With my daughter, I’ve had to impose tough limits because she is still under the influence of drugs. The addict is in charge, and I need to stay safe. Again—the sad reality of loving an addict lost in the hellish underworld of substance use disorder. But love her, I do, and always will. She knows this.

Many addicts recover. It’s miraculous to see them return to their former selves once they stop polluting their brains with substances. I pray Angie will be one of them someday. She knows how to reach me and I pray she will want to one day. In the meantime, setting boundaries is one of the many tools of recovery I enjoy to make all of my relationships work better. I’ve had to learn to reparent myself in recent years and I’m still growing as a parent. And a grandparent! Life goes on…

Baby Steps Lead To Bigger Ones

“First Step Prayer:

Dear Lord,

I admit that I am powerless over my addict.

I admit that my life is unmanageable

When I try to control him/her.

Help me this day to understand the true meaning of powerlessness.

Remove from me all denial of my loved one’s addiction.”

The first step is probably the most important one in assuring our recovery from the effects of another’s addiction.  And it’s because I refused to take it that it took me so long to start to recover. I simply wouldn’t accept my powerlessness over my daughter’s disease. I felt as though I would be dropping the ball,  appearing as though I didn’t care about her. I felt that I had to do everything in my power to save her, not realizing that I had no such power.

So, deep pockets helped me to put Angie through four rehabs. They also had me paying her rent, paying off her loans, and paying back the creditors. All my “help” simply gave her more money for drugs. In short, deep pockets can be dangerous if they allow us to enable our children. She might have learned something from the consequences of her actions if I hadn’t kept getting in the way.

So yes, my life had become unmanageable. I love Angie very much. And I kept making things easy for her. But we can enable our children to death. Now I’ve let go of all my attempts to control her and her disease.

And I feel as though the weight of the world has been lifted from my shoulders.

Living In Abundance

“Life holds so much—so much to be happy about always. Most people ask for happiness on conditions. Happiness can only be felt if you don’t set conditions.” ~Arthur Rubenstein

And another of my favorite quotes: ~Jennie Jerome Churchill: “Life may not be everything we want it to be. But to make the best of things as they are is the only way to be happy.”

All of us in these rooms have experienced addiction in one form or another: in ourselves or in a loved one. It’s a cruel illness because unlike many serious illnesses that are incurable, drug addiction is often conquered by the sufferer. Many addicts recognize that they have the power to change if they are committed to recovery. Different people have different ways of dealing with it: some use 12-Step recovery, some use prayer, or yoga, or running, or writing things down. No one way is better than another. Whatever works for you.

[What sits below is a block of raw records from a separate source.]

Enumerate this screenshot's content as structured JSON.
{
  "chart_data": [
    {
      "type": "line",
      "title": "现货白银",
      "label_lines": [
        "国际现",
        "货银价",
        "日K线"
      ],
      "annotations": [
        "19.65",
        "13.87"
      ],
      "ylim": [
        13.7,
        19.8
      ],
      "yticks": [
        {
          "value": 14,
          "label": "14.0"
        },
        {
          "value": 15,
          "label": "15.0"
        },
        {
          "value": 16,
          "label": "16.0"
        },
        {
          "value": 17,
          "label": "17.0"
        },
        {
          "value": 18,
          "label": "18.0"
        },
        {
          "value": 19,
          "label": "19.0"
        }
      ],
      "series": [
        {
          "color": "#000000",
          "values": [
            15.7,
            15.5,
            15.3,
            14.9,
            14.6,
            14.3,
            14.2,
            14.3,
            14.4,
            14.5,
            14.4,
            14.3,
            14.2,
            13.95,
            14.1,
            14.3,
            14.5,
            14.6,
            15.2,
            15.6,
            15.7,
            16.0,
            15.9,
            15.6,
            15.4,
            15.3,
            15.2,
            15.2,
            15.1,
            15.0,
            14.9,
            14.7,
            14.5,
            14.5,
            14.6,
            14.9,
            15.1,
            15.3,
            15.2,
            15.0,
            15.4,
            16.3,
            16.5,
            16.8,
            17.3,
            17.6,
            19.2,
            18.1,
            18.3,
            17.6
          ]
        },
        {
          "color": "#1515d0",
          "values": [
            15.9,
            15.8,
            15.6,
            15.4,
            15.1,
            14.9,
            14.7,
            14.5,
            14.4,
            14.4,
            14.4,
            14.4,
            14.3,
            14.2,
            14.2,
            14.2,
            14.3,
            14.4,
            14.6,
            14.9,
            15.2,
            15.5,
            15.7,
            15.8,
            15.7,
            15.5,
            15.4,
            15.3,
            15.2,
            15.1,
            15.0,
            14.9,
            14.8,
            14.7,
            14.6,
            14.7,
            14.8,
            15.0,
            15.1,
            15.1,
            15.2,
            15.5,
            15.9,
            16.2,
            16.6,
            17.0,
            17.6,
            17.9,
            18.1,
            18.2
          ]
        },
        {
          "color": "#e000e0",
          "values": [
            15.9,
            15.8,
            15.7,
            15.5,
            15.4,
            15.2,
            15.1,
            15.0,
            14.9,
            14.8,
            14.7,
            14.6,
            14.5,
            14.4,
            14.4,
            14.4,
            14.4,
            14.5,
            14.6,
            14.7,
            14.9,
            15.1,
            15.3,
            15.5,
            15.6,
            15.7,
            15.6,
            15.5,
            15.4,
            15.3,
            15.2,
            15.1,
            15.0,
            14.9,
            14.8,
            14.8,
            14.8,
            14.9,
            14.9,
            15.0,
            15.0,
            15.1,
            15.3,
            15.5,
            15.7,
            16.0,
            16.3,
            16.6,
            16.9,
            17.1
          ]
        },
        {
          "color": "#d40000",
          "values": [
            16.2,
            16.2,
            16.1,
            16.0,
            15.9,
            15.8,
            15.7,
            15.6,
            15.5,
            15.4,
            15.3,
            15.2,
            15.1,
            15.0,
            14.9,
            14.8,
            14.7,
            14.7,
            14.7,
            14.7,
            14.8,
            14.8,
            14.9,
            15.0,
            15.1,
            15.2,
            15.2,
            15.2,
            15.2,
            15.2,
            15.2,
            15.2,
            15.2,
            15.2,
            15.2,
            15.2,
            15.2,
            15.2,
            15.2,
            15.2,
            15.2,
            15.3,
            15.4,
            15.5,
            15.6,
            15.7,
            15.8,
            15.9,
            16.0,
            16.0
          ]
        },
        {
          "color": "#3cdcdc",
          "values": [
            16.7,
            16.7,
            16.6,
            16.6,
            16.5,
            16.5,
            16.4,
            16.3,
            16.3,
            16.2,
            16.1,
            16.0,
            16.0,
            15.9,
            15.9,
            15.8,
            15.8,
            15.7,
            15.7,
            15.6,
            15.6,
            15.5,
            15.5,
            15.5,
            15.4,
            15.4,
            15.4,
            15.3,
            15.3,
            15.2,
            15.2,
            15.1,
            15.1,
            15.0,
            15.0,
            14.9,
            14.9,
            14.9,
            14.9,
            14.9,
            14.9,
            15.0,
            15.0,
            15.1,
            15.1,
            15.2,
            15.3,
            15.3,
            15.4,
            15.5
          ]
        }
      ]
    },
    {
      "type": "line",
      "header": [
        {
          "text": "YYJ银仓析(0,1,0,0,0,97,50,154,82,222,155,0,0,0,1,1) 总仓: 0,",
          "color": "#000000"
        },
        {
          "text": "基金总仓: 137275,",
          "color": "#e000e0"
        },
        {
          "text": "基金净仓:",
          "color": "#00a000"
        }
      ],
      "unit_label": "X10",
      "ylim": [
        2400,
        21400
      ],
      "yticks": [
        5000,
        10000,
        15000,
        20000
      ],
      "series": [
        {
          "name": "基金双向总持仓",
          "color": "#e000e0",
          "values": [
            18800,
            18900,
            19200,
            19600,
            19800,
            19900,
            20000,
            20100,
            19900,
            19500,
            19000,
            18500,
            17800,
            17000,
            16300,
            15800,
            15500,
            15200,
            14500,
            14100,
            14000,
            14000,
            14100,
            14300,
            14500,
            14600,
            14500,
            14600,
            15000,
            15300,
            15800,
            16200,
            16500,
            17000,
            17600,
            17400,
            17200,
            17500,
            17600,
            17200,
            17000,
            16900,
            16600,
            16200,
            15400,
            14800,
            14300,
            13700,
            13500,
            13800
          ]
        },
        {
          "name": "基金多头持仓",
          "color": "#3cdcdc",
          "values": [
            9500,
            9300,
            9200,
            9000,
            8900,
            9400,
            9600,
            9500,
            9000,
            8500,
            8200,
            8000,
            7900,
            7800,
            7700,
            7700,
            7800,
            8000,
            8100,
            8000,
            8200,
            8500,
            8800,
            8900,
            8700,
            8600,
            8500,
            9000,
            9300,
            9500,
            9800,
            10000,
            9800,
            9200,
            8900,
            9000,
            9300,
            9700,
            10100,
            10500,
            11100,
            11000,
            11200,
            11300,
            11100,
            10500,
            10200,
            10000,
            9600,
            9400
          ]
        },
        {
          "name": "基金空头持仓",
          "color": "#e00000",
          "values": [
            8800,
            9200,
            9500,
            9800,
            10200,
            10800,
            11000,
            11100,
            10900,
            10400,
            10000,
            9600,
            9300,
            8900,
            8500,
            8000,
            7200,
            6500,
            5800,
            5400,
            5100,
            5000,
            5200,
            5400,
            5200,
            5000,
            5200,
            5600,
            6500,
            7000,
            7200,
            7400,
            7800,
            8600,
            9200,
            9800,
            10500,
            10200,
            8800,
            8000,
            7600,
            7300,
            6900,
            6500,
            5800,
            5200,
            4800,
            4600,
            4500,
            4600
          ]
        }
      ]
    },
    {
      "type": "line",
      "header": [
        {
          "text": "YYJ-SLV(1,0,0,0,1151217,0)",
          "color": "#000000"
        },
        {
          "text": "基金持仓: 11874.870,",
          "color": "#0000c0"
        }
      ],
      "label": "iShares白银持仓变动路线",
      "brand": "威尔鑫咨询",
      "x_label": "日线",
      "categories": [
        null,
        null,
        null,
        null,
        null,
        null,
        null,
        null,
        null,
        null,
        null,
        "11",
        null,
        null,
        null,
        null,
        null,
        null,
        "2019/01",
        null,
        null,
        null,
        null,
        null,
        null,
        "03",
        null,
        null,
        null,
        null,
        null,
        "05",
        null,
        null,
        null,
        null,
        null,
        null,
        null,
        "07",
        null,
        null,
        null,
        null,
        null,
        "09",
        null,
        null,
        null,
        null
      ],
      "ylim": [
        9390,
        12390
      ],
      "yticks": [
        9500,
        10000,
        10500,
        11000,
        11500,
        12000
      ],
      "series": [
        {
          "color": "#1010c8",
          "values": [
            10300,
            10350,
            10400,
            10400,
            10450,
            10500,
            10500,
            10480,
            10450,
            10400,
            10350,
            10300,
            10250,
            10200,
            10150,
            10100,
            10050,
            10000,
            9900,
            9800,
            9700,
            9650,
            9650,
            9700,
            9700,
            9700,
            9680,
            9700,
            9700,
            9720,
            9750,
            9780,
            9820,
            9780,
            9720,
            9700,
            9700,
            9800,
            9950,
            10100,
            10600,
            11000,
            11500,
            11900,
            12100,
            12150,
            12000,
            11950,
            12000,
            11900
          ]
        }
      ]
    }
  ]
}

The point is that dealing with addiction is painful and messy. My life was derailed because of it. But I found a way to recover—from my own addictions as well as my addiction to saving my daughter, Angie—and I got my life back.

I’m filled with gratitude everyday for that. And I wish us all the same peace and joy for that freedom.

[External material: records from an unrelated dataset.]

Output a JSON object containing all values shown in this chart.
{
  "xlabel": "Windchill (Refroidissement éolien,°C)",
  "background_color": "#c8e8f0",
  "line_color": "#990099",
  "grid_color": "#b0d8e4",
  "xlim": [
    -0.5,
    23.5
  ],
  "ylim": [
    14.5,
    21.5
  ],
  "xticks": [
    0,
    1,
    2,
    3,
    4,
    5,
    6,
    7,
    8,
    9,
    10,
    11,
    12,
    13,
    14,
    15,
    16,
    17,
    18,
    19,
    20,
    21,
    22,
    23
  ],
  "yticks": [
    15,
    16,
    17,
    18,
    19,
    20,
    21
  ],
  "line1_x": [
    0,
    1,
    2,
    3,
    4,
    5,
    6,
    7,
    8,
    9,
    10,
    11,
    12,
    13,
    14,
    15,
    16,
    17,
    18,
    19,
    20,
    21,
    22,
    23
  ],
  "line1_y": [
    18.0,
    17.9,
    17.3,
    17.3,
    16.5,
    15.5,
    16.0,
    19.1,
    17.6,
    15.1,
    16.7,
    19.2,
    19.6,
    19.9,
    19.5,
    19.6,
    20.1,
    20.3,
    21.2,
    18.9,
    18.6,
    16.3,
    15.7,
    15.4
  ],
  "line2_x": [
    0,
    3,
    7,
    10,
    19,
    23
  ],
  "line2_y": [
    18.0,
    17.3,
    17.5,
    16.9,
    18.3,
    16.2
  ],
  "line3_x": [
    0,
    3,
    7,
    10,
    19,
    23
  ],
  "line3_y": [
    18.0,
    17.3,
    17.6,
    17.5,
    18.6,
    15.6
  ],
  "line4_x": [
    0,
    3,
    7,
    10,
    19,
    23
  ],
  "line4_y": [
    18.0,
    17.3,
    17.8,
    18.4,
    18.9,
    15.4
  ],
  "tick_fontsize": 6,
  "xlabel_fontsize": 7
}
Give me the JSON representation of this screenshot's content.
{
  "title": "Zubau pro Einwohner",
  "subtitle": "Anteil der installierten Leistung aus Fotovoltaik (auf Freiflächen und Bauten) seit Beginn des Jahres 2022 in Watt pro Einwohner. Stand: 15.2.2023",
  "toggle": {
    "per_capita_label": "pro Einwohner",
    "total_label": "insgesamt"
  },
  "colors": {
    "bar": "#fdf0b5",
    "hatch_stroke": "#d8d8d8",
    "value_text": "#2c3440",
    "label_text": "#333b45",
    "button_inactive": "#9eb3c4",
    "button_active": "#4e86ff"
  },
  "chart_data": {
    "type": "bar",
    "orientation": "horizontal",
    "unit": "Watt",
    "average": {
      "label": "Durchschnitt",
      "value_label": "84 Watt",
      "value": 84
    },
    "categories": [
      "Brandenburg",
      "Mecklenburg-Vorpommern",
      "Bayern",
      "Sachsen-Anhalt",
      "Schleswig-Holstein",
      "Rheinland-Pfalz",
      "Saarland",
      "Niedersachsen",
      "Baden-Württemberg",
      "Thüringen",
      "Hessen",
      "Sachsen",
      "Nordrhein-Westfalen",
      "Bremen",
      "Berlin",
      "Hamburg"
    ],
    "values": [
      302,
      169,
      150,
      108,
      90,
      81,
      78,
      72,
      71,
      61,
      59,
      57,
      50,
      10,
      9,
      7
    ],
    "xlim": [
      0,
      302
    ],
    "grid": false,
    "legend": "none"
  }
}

I learned to be happy. I learned “to make the best of things as they are.” And that’s quite a lot!

Learning From Repetition

“We are what we repeatedly do. Excellence, then, is not an act, but a habit.” ~Aristotle

I remember when my daughter Angie was in early recovery, a doctor we knew told her to replace the using habit with something else, something healthful. Any habit, good or bad, takes up time in our lives. When we want to rid ourselves of bad habits, according to this doctor, we need to replace them with something else that is pleasurable.

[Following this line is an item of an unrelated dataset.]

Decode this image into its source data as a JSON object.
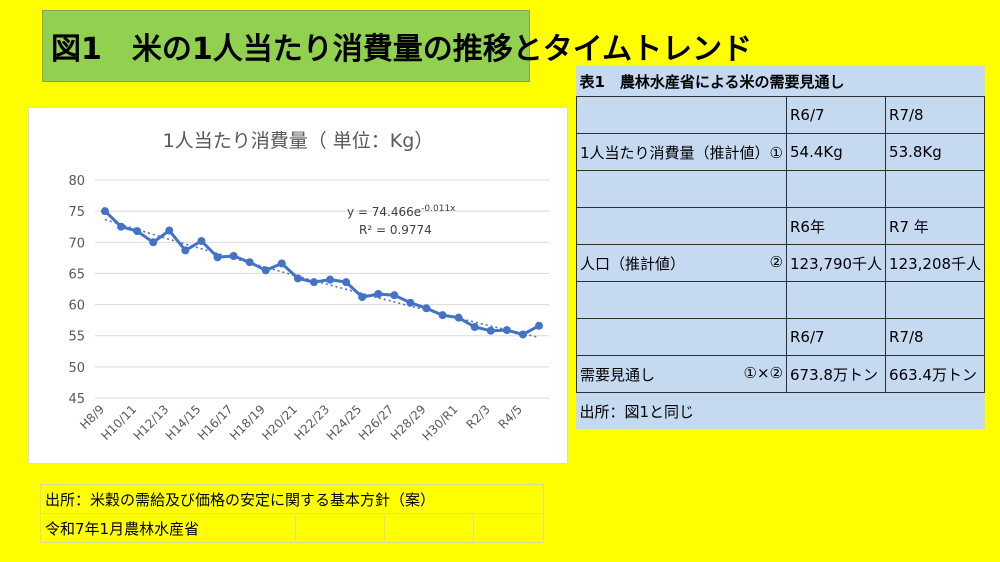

Easier said than done, of course, when drugs are surrendered in favor of something else. But creating good habits takes commitment, determination and time. Many addicts give up drugs and rebuild their lives. They just have to stay committed to sobriety.

My wish for all of us caught one way or another in the hellish world of addiction is that we find a better way to live—a way to live well and be happy.